Hakuoki ~Dämon der flüchtigen Blüte~ Kriegergeist des blauen Himmels
Hakuouki Movie 2: Shikon Soukyuu
劇場版 薄桜鬼 第二章 士魂蒼穹
Handlung
Setzt die Geschichte von Hakuoki ~Dämon der vergänglichen Blüte~ Wilder Tanz von Kyoto fort
Die junge Chizuru Yukimura, als Junge verkleidet, verlässt ihr ruhiges Zuhause und reist nach Kyoto auf der Suche nach ihrem vermissten Vater, einem Arzt namens Koudou. Schnell stellt sie fest, dass die unruhige Hauptstadt ein gefährlicher Ort ist, als sie auf der Straße von zwei Ronin angegriffen wird. Zu ihrem Entsetzen werden die Ronin direkt vor ihren Augen von weißhaarigen, rotaugigen Samurai getötet, die dann von drei Männern der Shinsengumi – einer Spezialpolizeitruppe, die dem Shogun dient – blitzschnell erledigt werden. Nach dem Vorfall wird Chizuru von der Shinsengumi in Gewahrsam genommen, um verhört zu werden. Als sie erfahren, dass ihr vermisster Vater derselbe Mann ist, den sie jagen, erlaubt der Anführer ihr, unter ihrem Schutz zu bleiben, während sie nach ihm suchen.
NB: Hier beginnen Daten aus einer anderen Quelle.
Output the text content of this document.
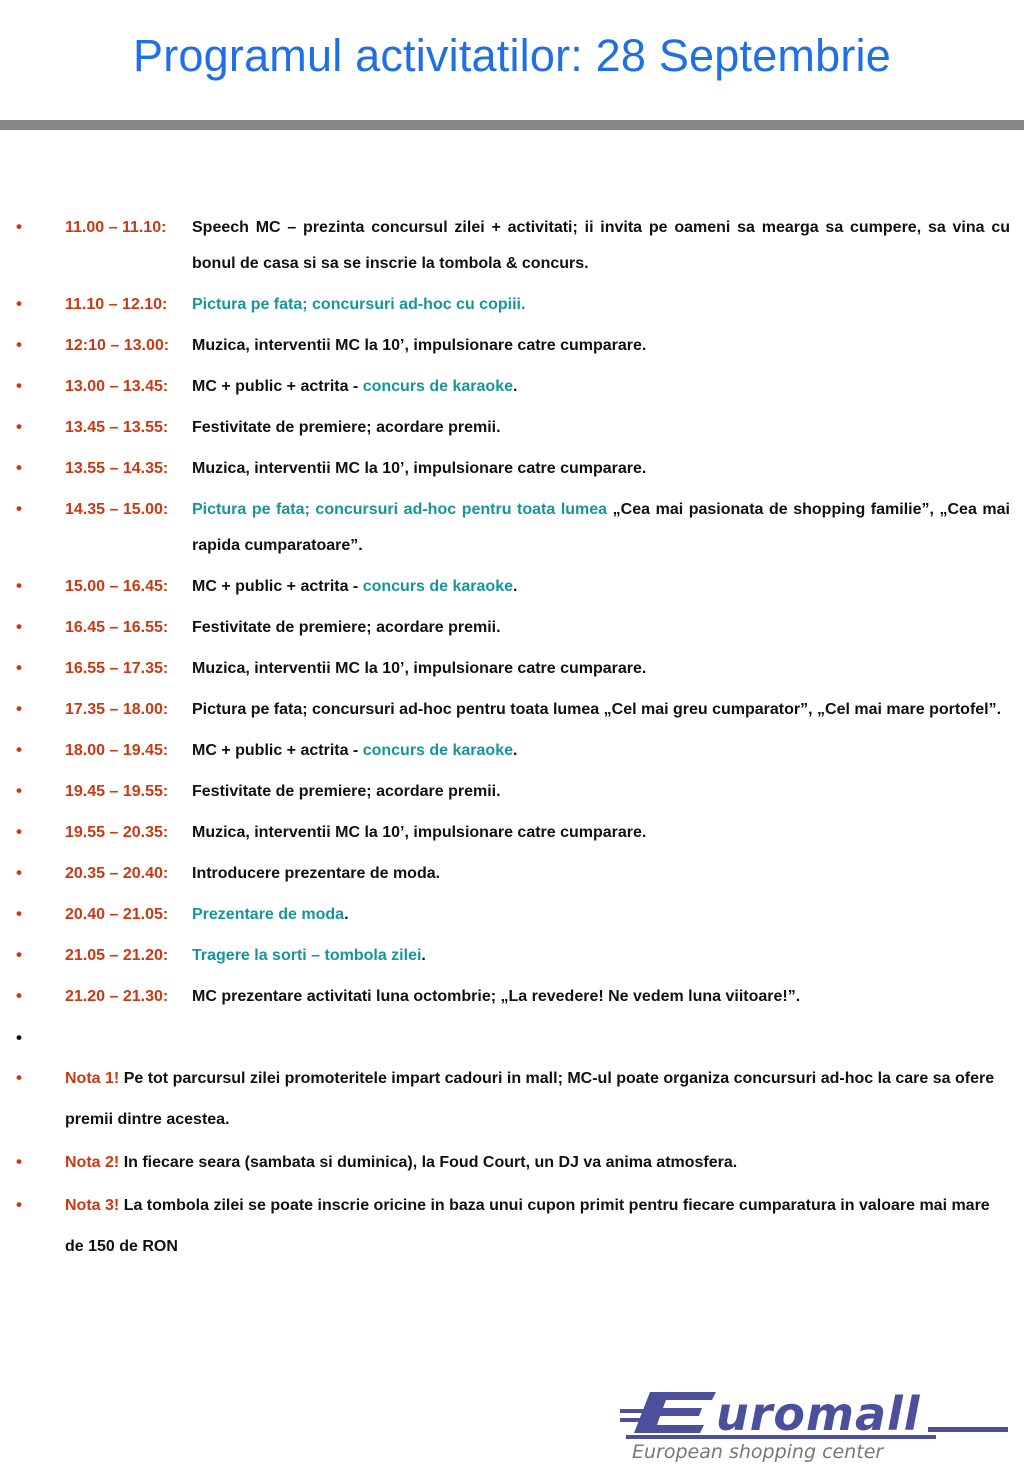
Programul activitatilor: 28 Septembrie
•	11.00 – 11.10: Speech MC – prezinta concursul zilei + activitati; ii invita pe oameni sa mearga sa cumpere, sa vina cu bonul de casa si sa se inscrie la tombola & concurs.
•	11.10 – 12.10: Pictura pe fata; concursuri ad-hoc cu copiii.
•	12:10 – 13.00: Muzica, interventii MC la 10’, impulsionare catre cumparare.
•	13.00 – 13.45: MC + public + actrita - concurs de karaoke.
•	13.45 – 13.55: Festivitate de premiere; acordare premii.
•	13.55 – 14.35: Muzica, interventii MC la 10’, impulsionare catre cumparare.
•	14.35 – 15.00: Pictura pe fata; concursuri ad-hoc pentru toata lumea „Cea mai pasionata de shopping familie”, „Cea mai rapida cumparatoare”.
•	15.00 – 16.45: MC + public + actrita - concurs de karaoke.
•	16.45 – 16.55: Festivitate de premiere; acordare premii.
•	16.55 – 17.35: Muzica, interventii MC la 10’, impulsionare catre cumparare.
•	17.35 – 18.00: Pictura pe fata; concursuri ad-hoc pentru toata lumea „Cel mai greu cumparator”, „Cel mai mare portofel”.
•	18.00 – 19.45: MC + public + actrita - concurs de karaoke.
•	19.45 – 19.55: Festivitate de premiere; acordare premii.
•	19.55 – 20.35: Muzica, interventii MC la 10’, impulsionare catre cumparare.
•	20.35 – 20.40: Introducere prezentare de moda.
•	20.40 – 21.05: Prezentare de moda.
•	21.05 – 21.20: Tragere la sorti – tombola zilei.
•	21.20 – 21.30: MC prezentare activitati luna octombrie; „La revedere! Ne vedem luna viitoare!”.
•
•	Nota 1! Pe tot parcursul zilei promoteritele impart cadouri in mall; MC-ul poate organiza concursuri ad-hoc la care sa ofere premii dintre acestea.
•	Nota 2! In fiecare seara (sambata si duminica), la Foud Court, un DJ va anima atmosfera.
•	Nota 3! La tombola zilei se poate inscrie oricine in baza unui cupon primit pentru fiecare cumparatura in valoare mai mare de 150 de RON
uromall
European shopping center
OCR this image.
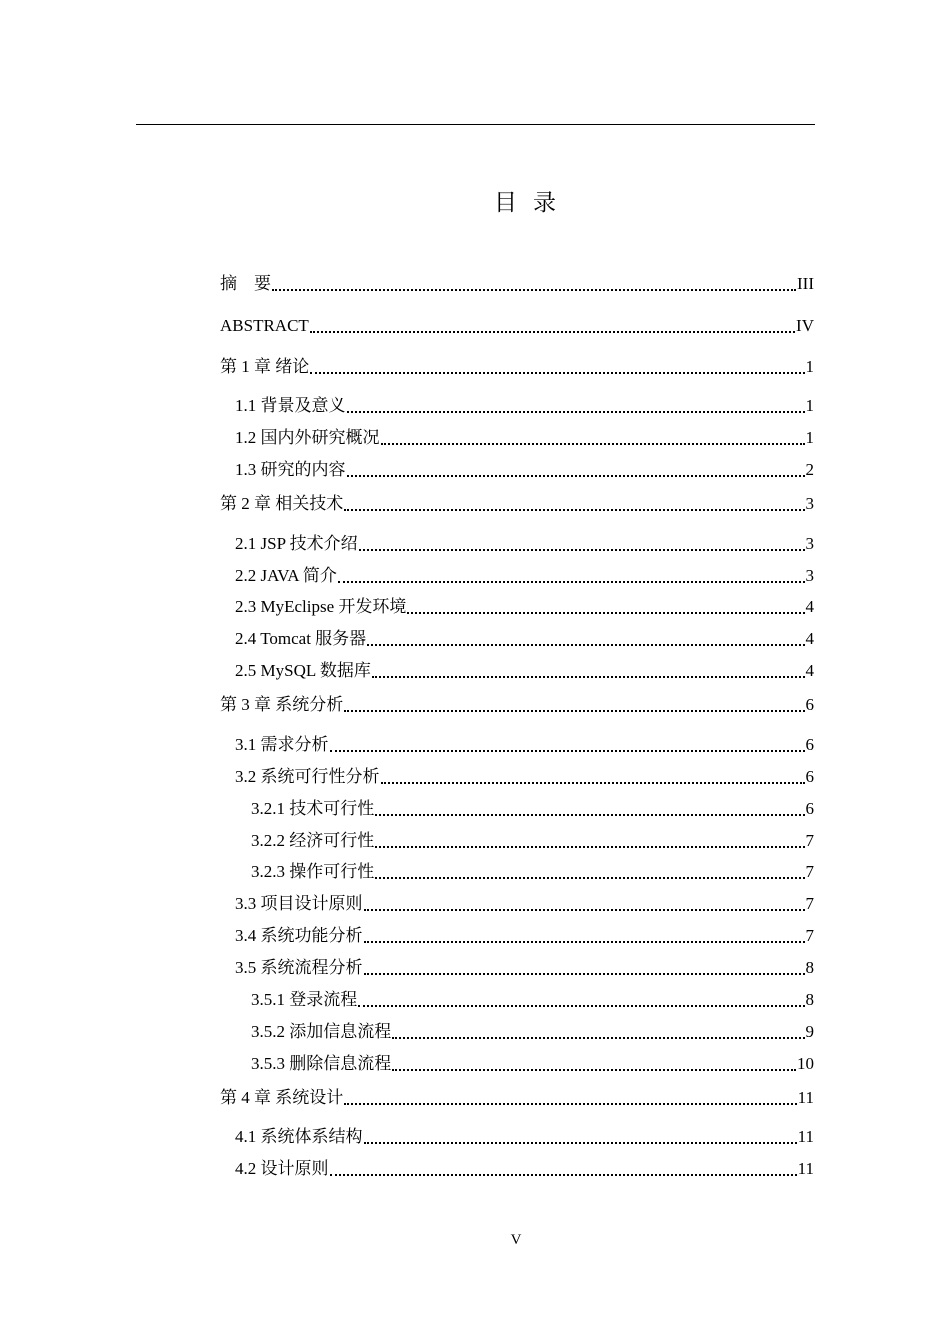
目 录
摘　要	III
ABSTRACT	IV
第 1 章 绪论	1
1.1 背景及意义	1
1.2 国内外研究概况	1
1.3 研究的内容	2
第 2 章 相关技术	3
2.1 JSP 技术介绍	3
2.2 JAVA 简介	3
2.3 MyEclipse 开发环境	4
2.4 Tomcat 服务器	4
2.5 MySQL 数据库	4
第 3 章 系统分析	6
3.1 需求分析	6
3.2 系统可行性分析	6
3.2.1 技术可行性	6
3.2.2 经济可行性	7
3.2.3 操作可行性	7
3.3 项目设计原则	7
3.4 系统功能分析	7
3.5 系统流程分析	8
3.5.1 登录流程	8
3.5.2 添加信息流程	9
3.5.3 删除信息流程	10
第 4 章 系统设计	11
4.1 系统体系结构	11
4.2 设计原则	11
V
Während sie als Assistentin des stellvertretenden Kommandanten Toshizou Hijikata arbeitet, deckt Chizuru allmählich auf, wie tief die beunruhigende politische Situation in Kyoto und die dämonisch aussehenden weißhaarigen Samurai mit ihr verbunden sind.
In diesem Teil
Zweiter und letzter Teil der Filmadaptionen, die die Staffeln 1 und 2 abdecken. Die Schlacht um die Burg Koufu ist verloren; die Furies sind nicht länger an das Tageslicht gebunden. Obwohl einzelne Mitglieder der Shinsengumi noch am Leben sind, sind die Bande, die sie zusammenhielten, zerrissen und gebrochen. Während Harada, Shinpachi und Saito darum kämpfen, aus Koufu zu entkommen, hält Chizuru ihr Versprechen gegenüber Hijikata, indem sie über Kondou wacht, während Kondou und Okita darum ringen, sich von Schusswunden zu erholen. Hijikata steht vor seiner größten Prüfung. Nachdem er das Wasser des Lebens zu sich genommen hat, muss er nun seine Menschlichkeit gegen das Verlangen nach Blut und die Taten abwägen, die durch die Macht des Fury möglich werden.